What we found was that once the AxSpa settled down thanks to Humira and the osteoarthritis in both hips was gone thanks to the double hip replacement, a new pain was at the forefront. It was a numbing, tingling pain. Something that contrasted with the deep ache of a flare-up. Or even the sharp pain of osteoarthritis. Plus, his pain never seemed to correlate with a flare-up. Sure, it got better and worse, but it all just felt like it didn’t add up.

So, he asked his doctor about a possible diagnosis

It was only 6 months ago that he brought these new symptoms up with his rheumatologist. (We had just moved and it took a while to establish a new doctor after moving.) His rheumatologist reiterated what we already knew: it’s hard to diagnose fibromyalgia based on symptoms. But, if he treated Keegan for fibromyalgia and it made a difference, the doctor knew that he had a diagnosis. If he didn’t react to the medication, then it was something else or part of AxSpa.

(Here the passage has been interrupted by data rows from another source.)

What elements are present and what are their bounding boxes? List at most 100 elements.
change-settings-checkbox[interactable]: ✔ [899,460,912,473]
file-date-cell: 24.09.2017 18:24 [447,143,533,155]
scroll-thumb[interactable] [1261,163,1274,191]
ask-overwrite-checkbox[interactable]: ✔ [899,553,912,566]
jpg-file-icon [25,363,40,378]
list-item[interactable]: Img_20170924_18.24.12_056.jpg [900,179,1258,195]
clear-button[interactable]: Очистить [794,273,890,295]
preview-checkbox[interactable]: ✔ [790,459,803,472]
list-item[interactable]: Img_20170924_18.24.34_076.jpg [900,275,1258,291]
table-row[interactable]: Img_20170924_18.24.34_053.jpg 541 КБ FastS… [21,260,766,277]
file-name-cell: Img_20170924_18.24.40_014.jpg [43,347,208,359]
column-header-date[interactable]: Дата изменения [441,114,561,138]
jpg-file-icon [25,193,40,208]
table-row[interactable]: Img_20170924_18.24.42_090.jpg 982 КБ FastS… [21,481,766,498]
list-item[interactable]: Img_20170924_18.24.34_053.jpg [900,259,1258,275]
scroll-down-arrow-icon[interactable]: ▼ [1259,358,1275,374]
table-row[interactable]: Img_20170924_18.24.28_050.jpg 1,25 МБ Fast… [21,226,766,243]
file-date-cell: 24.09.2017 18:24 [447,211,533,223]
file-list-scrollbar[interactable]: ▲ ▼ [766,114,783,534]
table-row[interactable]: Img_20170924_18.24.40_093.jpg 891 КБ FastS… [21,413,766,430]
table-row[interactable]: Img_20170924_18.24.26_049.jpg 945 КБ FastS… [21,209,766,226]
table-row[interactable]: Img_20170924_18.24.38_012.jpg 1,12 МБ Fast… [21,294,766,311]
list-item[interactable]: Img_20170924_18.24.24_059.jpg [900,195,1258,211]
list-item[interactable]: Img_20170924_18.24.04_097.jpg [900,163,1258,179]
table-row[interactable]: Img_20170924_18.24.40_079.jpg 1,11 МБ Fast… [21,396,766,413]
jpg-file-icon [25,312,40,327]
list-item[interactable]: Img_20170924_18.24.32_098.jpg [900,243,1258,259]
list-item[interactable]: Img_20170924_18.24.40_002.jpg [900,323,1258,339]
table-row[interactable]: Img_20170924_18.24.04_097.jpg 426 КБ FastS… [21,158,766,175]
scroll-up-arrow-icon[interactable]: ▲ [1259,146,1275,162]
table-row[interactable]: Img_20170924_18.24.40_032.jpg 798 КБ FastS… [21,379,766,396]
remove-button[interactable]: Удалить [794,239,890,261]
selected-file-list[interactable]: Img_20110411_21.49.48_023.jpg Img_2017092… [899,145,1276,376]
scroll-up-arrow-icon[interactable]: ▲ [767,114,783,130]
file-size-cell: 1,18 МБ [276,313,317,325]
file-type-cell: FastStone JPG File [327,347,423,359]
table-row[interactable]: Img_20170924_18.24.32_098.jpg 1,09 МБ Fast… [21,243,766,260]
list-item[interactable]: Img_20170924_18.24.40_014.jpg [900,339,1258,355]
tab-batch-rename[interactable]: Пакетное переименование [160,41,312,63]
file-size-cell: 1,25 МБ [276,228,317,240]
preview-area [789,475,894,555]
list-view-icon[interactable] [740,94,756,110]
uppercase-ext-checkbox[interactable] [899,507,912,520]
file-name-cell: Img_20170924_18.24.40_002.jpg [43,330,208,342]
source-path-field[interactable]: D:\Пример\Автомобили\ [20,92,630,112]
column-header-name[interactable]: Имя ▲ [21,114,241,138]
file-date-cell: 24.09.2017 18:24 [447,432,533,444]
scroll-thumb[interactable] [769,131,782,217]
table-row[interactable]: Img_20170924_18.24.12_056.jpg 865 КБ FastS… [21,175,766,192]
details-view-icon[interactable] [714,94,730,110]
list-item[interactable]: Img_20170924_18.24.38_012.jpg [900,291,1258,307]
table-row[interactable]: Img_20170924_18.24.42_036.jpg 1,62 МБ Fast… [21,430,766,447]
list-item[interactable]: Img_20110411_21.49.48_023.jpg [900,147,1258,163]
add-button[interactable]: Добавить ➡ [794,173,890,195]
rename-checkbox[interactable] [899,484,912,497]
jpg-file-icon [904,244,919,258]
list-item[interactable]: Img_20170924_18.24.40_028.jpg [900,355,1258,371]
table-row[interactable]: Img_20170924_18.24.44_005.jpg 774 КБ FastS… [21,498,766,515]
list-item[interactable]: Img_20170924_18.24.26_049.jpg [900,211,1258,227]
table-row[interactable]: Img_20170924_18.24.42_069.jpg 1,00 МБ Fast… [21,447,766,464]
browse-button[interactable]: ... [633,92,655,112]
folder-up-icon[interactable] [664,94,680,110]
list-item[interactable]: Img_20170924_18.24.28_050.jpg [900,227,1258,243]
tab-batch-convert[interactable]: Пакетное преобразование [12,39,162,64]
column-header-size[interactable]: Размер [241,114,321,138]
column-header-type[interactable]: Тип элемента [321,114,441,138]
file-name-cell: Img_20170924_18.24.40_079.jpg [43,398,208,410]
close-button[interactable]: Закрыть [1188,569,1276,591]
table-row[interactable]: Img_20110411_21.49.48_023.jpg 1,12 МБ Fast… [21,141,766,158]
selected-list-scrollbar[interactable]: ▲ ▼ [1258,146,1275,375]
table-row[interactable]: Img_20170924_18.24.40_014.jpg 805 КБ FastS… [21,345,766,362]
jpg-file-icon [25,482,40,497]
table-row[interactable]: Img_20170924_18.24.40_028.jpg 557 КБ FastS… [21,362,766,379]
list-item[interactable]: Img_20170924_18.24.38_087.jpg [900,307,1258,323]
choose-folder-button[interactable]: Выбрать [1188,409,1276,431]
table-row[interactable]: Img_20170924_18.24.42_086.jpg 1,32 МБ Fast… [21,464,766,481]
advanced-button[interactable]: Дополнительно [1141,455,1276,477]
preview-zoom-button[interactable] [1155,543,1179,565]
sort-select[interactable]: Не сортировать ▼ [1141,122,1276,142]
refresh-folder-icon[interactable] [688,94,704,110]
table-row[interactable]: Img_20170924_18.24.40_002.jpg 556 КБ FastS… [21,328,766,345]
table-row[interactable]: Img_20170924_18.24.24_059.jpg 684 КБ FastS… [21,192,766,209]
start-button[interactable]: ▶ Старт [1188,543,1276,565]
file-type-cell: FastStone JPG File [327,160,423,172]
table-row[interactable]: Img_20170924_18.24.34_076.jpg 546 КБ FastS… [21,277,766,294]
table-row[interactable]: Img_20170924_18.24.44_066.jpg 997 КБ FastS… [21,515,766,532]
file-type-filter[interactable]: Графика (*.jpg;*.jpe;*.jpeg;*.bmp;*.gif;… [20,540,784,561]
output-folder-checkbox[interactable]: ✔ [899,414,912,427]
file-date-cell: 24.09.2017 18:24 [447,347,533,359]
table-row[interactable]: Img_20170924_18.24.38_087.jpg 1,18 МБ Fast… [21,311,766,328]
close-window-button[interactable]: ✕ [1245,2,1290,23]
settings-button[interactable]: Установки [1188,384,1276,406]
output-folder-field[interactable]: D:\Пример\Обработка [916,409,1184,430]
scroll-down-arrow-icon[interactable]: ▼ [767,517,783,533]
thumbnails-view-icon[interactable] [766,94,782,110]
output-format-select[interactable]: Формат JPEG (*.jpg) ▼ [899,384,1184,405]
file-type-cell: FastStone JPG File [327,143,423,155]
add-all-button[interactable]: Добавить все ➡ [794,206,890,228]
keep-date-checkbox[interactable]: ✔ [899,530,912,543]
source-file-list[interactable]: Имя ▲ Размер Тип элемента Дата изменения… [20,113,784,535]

Keegan went on a low dose of Cymbalta to see how he reacted. He called the doctor back a few weeks after starting to let them know it did make a difference. They bumped Keegan up to the typical dosage of Cymbalta, and it made a big difference. No more tingly hand pain. No more random shooting pain down his legs.

What advice do we have for those curious about a fibromyalgia diagnosis?

It’s hard to be your own advocate when it comes to pain. What Keegan found most helpful when talking to his doctor was:

  • Describing the pain, location, and how it didn’t coincide with his AxSpa pain
  • Keeping a log of the pain, and anything that made it better or worse
  • Bringing up how long the pain had been around (it started much after his AxSpa diagnosis)
  • Discussing other pain management techniques Keegan had already tried or was already a part of his routine (ex: medical marijuana, exercise, meditation)

For those of you out there with chronic pain—-Keegan literally feels you. And know we know it’s not just his AxSpa, but also fibromyalgia. It’s a tricky disease, but I’m so glad he’s found another tool for his toolbox.